Plus tard, nous regagnons la Wolskwagen pour nous rendre à la plage suivante, Praia de Adraga. Moins encaissée et accessible par la route, elle a aussi son charme, avec une petite arche naturelle, et nombre de roches détachées isolées dans les flots, bravant la houle du large. Nous y passâmes paresseusement le reste de la journée ; Mikołaj construit d’innombrables châteaux, puits et canaux, ouvrages à chaque fois balayés par quelque vague espiègle dont le ressac montait un peu plus haut que les autres. Il s’en fallut d’ailleurs de peu pour que Dorota, assoupie au soleil, ainsi que nos sacs, appareils photos et téléphones ne soient pas emportés par l’une d’entre elles qui monta jusqu’au pied de la falaise ! Pour ma part, sentant le soleil taper, et malgré l’eau fraiche, je trouvai opportun d’y aller y faire quelques pas. Lorsque l’eau m’eut mouillé par inadvertance jusqu’aux genoux, je décidai de me débarrasser de mon pantalon ; l’eau trouva néanmoins le moyen de m’asperger jusqu’à la taille, et je revins donc étendre mon t-shirt au soleil. Lors de la tentative suivante, une vague vint me taquiner jusqu’aux aisselles, et je me dis que l’océan voulait peut-être que je vienne le voir entièrement, ce que je fis. Comme au bon vieux temps, je piquai quelques têtes sous des vagues de plus en plus grosses. Mais hors de question de s’aventurer plus amont : contrairement aux plages des Landes, cela dépassait mes compétences. La pénombre s’installa petit à petit sur Praia de Adraga, et nous allâmes manger au petit restaurant faisant face au parking. L’aspect extérieur ne payait pas de mine, mais le menu proposait d’excellents plats marins, pour un prix plutôt accessible. Nous réalisâmes par la même occasion que nous étions tous rouge écarlate, n’ayant pas emmené de crème… Après une dernière marche nocturne sur Adraga, nous dûmes nous résoudre à partir de ce petit paradis terrestre pour regagner Lisbonne.

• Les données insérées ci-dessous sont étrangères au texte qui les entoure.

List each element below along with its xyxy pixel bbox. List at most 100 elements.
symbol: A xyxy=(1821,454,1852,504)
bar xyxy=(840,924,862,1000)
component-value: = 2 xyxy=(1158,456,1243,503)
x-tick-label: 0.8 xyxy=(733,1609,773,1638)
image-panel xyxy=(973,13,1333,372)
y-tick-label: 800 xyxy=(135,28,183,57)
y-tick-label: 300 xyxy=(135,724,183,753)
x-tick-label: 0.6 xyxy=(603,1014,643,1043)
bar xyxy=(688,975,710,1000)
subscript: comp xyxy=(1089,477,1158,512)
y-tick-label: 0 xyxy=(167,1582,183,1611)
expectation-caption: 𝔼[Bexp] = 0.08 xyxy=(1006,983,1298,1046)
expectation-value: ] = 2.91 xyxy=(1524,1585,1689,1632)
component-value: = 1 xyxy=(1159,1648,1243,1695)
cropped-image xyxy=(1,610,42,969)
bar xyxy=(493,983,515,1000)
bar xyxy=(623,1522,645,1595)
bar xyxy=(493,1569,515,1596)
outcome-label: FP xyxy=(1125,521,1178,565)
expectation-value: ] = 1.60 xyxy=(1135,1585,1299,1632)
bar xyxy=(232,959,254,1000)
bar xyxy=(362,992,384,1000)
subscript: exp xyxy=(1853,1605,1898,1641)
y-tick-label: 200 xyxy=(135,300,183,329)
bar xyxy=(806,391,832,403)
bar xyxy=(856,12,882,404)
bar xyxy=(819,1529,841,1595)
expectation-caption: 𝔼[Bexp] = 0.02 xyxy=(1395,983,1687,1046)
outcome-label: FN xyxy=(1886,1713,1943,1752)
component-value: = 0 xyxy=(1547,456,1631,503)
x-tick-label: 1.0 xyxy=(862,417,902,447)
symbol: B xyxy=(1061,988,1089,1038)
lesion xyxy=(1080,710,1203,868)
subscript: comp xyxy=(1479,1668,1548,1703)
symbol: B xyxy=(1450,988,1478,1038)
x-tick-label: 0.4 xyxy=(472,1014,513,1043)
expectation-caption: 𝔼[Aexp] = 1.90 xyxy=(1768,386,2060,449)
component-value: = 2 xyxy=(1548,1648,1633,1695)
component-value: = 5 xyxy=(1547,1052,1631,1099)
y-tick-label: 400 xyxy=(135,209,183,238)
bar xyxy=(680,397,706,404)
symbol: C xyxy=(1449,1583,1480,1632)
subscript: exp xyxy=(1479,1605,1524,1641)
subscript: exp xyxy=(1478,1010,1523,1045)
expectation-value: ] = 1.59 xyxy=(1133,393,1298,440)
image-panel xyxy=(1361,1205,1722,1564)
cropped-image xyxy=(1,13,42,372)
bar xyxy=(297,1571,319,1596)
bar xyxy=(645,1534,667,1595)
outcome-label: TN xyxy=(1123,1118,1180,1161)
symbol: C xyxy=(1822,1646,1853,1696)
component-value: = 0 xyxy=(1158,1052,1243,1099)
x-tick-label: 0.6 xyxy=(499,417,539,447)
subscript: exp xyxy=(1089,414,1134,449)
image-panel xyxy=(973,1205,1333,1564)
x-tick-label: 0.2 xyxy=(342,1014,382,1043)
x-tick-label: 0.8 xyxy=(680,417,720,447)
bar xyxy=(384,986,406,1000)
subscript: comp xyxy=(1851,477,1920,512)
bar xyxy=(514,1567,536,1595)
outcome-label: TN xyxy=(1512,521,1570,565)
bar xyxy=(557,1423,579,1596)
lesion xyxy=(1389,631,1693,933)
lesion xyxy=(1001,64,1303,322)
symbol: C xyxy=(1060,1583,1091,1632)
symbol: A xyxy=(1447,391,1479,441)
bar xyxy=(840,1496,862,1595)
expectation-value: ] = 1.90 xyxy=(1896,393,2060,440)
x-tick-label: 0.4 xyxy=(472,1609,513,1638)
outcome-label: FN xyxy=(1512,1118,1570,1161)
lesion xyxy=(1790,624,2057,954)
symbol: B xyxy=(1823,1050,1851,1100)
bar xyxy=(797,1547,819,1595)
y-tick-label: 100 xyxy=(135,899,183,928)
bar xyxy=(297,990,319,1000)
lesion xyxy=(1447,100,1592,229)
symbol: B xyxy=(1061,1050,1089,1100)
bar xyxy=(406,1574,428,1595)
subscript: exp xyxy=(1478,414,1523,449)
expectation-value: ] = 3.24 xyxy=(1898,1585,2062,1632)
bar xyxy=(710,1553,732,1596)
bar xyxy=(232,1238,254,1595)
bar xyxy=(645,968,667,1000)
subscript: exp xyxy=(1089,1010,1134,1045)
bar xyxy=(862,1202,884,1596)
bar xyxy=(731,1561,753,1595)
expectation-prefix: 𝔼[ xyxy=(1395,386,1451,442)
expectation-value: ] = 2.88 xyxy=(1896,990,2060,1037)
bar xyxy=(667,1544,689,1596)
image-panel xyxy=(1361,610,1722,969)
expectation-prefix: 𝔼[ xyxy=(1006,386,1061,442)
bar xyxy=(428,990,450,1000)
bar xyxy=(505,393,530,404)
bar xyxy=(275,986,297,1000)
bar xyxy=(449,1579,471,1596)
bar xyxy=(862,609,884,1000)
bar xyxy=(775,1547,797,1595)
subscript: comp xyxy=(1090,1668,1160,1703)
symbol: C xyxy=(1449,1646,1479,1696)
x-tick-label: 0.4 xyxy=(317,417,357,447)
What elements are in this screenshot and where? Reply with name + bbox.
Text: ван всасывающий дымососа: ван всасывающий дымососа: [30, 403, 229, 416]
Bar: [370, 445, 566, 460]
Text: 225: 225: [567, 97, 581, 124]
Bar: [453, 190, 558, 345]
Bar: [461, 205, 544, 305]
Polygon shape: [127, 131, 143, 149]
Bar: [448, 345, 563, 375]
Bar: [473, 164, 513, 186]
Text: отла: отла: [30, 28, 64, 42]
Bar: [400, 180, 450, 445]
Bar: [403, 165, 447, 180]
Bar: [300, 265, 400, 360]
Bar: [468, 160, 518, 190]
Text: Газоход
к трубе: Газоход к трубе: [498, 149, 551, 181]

Le dernier jour était censé être pluvieux, c’est la raison pour laquelle j’avais réservé par internet trois billets pour l’Océanarium de Lisbonne, réputé pour être l’un des plus grands d’Europe. Nous n’avions qu’une matinée avant l’avion du retour, et nous contemplâmes raies, requins, hippocampes, poissons-lune et autres murènes ; non sans avoir la tête encore pleine de souvenirs de la veille, et comme si cette visite s’y complétait pour nous montrer « l’en-dessous ». L’Océanarium lui-même est situé dans ce qui fut le parc de l’exposition universelle de 1998 ; quartier de Lisbonne à l’architecture futuriste, et doté notamment d’un curieux téléphérique en bord de mer.
Nous regagnâmes enfin l’aéroport ou l’attente fut interminable ; l’avion était retardé pour une raison que nous apprîmes par la suite : un ado avait trouvé rigolo de provoquer une fausse alerte à la bombe à Modlin…. L’avion survola pour l’essentiel un plafond nuageux que seul les pics des Pyrénées interrompirent, au coucher de soleil : les nuages semblaient heurter ces rochers comme les vagues admirées la veille, lançant de grandes gerbes d’eau qui semblaient danser sur quelque air de Fado.